Kaïs Saïed est revenu à la charge en dénonçant le système de la sous-traitance, sur lequel a été fondé le développement industriel de la Tunisie depuis les années 1970, et en appelant à y mettre fin. Mais le pays, qui traverse une grave crise financière, a-t-il vraiment les moyens pour engager une telle révolution? Car c’en est une, qui ne manquera pas de bouleverser les équilibres économiques et financiers du pays.
Par Imed Bahri
En recevant jeudi 22 février 2024, au palais de Carthage, Malek Ezzahi, ministre des Affaires sociales, et Lotfi Dhiab, ministre de l’Emploi et de la Formation professionnelle, le président de la république a affirmé que la sous-traitance est «une forme de trafic d’êtres humains et d’exploitation de la misère des pauvres et de leur sueur», selon un communiqué publié hier soir par la présidence de la république.
Saïed s’est demandé : «Pourquoi le travailleur ne perçoit-il pas un salaire intégral et équitable, alors que son employeur gagne plusieurs fois plus?», soulignant que le travail est un droit pour chaque citoyen, homme et femme, et que l’État doit prendre les mesures nécessaires pour le garantir sur la base de la compétence et de l’équité.

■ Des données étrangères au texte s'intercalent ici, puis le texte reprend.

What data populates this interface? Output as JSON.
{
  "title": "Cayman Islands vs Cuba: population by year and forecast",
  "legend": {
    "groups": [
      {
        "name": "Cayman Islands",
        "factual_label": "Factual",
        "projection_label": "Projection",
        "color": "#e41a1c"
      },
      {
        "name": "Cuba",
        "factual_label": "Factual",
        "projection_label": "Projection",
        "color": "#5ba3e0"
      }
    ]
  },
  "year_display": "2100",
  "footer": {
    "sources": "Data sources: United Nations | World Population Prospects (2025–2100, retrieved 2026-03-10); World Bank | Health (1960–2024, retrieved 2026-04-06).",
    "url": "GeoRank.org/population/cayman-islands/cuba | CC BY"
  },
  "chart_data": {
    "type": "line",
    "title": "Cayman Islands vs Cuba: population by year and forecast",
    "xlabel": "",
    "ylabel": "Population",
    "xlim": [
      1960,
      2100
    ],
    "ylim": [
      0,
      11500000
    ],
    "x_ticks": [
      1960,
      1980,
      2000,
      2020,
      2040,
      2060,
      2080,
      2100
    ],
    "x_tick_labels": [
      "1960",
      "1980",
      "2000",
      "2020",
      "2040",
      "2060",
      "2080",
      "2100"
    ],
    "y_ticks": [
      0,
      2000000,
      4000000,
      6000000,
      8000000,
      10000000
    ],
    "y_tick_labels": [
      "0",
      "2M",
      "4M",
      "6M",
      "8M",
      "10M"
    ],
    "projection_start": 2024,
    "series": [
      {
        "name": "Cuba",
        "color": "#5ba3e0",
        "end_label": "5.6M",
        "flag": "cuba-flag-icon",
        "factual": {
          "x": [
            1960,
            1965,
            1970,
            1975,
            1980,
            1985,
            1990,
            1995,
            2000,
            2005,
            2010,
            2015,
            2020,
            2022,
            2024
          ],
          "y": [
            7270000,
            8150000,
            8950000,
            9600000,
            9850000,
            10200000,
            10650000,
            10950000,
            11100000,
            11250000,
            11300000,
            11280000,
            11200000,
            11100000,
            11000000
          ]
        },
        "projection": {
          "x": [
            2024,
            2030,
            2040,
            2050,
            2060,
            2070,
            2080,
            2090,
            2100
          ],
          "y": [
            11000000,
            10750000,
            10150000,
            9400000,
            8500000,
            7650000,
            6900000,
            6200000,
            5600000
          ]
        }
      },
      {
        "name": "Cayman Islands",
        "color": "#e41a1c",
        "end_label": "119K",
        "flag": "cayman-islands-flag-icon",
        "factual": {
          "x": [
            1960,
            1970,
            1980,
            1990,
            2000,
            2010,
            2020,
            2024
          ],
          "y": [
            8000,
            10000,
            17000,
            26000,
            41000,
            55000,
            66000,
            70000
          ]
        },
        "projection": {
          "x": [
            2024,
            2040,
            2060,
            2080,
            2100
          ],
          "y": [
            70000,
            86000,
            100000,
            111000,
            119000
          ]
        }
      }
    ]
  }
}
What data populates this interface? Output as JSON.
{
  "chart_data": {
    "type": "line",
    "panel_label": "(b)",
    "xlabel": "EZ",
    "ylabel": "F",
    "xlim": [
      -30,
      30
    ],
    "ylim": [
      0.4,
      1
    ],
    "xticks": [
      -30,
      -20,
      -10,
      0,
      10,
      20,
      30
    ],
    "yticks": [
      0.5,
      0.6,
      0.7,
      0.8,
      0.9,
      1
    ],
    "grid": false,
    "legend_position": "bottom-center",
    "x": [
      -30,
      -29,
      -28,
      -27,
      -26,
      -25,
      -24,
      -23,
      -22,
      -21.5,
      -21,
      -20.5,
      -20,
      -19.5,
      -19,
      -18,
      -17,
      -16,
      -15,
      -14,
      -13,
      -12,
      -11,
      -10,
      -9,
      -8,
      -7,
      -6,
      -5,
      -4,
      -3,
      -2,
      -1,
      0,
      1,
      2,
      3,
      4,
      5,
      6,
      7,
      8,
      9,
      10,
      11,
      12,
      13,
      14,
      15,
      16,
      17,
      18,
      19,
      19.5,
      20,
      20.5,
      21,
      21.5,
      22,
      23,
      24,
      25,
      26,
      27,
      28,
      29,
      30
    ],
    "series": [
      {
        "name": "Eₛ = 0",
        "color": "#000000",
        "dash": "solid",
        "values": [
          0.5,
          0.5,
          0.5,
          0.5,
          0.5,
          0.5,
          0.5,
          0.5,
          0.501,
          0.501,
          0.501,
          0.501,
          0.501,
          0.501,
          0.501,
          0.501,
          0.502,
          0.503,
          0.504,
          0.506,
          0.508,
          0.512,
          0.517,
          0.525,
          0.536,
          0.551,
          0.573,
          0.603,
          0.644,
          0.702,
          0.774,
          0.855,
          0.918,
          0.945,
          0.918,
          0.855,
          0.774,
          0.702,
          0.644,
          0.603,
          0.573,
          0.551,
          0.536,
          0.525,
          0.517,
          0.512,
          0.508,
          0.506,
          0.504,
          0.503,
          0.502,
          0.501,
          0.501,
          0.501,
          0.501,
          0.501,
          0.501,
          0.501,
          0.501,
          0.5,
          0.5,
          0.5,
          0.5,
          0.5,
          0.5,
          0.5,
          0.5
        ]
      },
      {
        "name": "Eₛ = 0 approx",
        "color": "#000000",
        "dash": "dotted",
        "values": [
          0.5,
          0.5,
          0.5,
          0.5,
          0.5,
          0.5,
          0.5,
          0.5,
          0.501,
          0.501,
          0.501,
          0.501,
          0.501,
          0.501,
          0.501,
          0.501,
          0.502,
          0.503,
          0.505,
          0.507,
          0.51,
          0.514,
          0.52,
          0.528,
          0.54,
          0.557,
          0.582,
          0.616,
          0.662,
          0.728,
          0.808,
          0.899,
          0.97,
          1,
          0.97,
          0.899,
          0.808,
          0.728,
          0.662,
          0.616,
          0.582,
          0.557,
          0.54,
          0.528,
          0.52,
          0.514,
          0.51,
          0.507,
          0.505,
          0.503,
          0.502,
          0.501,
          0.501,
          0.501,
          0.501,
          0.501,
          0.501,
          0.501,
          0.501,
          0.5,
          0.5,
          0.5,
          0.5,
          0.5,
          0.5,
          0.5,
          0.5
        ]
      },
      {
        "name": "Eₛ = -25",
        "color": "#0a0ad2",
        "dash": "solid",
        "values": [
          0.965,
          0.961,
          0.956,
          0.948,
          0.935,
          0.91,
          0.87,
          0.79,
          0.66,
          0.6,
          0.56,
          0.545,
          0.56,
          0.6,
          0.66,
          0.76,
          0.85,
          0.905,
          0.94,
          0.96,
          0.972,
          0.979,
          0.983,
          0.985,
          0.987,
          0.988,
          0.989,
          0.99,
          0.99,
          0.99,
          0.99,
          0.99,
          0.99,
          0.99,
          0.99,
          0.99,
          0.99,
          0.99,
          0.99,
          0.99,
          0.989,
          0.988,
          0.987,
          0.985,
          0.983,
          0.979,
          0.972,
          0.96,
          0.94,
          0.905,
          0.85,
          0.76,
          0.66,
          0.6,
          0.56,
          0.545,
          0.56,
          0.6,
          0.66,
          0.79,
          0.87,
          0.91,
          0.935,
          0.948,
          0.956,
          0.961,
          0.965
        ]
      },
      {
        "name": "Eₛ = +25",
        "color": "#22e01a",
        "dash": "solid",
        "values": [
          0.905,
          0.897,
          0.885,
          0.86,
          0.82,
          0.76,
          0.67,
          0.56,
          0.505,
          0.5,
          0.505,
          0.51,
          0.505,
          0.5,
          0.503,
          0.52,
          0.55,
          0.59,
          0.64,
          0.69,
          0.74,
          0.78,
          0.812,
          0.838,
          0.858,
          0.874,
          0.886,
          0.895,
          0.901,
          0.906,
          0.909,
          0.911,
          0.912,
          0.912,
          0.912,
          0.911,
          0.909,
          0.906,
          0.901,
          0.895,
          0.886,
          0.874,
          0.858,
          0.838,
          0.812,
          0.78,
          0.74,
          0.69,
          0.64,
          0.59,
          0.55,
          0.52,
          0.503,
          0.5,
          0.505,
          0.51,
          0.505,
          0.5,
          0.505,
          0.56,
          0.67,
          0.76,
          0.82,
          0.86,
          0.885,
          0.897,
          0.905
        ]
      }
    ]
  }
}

Mettre fin aux contrats à durée limitée
Chaque citoyen a le droit de travailler dans des conditions décentes et avec un salaire équitable, comme le stipule le texte de la Constitution [de 2022], a déclaré Saïed, estimant que la sous-traitance «n’est ni constitutionnelle ni acceptable sous aucun rapport», appelant à mettre fin aux contrats à durée limitée, car le travailleur a droit à la sécurité, à la stabilité et à un salaire équitable, à l’instar de son employeur, a insisté le chef de l’Etat.
Il convient de noter que le président de la république avait souligné, lors de sa rencontre, deux jours auparavant, avec le Premier ministre Ahmed Hachani, la nécessité d’accélérer l’élaboration d’une nouvelle loi qui mettrait fin aux contrats de sous-traitance, qui, selon lui, sont «une sorte d’esclavage» et aux dits «mécanismes» [d’emploi temporaire] qui «ne laissent aucun espoir aux employés de construire un avenir décent».
Le président a raison de défendre les intérêts des travailleurs précaires, qui ont droit à une protection de l’Etat, mais a-t-il vraiment conscience du bouleversement qu’une loi interdisant la sous-traitance et les emplois temporaires pourrait induire dans le tissu industriel tunisien, dont des pans entiers sont basés sur cette pratique permettant aux entrepreneurs de réduire leurs coûts et d’être compétitifs, notamment à l’exportation.
Une véritable révolution en perspective
Dans ce contexte, l’absence de débat sur cette question et le silence gêné des organisations patronales, notamment l’Union tunisienne de l’industrie, du commerce et de l’artisanat (Utica), dont beaucoup de membres risquent d’être fortement impactés négativement par une pareille loi, laissent perplexe.
La Tunisie est-elle vraiment prête pour une telle révolution? Et l’Etat lui-même, qui recourt massivement à l’emploi précaire pour faire fonctionner les services publics, a-t-il les moyens financiers pour faire face aux dépenses qu’induirait le recrutement de tous les travailleurs employés temporaires ?
Kaïs Saïed, qui a déjà lancé sa «campagne explicative» pour les présidentielles de l’automne prochain, peut lancer des promesses généreuses, comme celle d’intégrer tous les travailleurs précaires et de leur offrir un emploi stable, y compris dans l’administration publique, mais une question se pose : le gouvernement en a-t-il vraiment les moyens, notamment financiers?
On aimerait bien entendre ces chers ministres nous expliquer comment vont-ils procéder pour mettre en œuvre les recommandations du chef de l’Etat, au lieu de se contenter d’opiner de la tête, tout en mesurant, dans leur for intérieur, l’ampleur des bouleversements que ces recommandations vont provoquer dans les équilibres économiques et budgétaires du pays.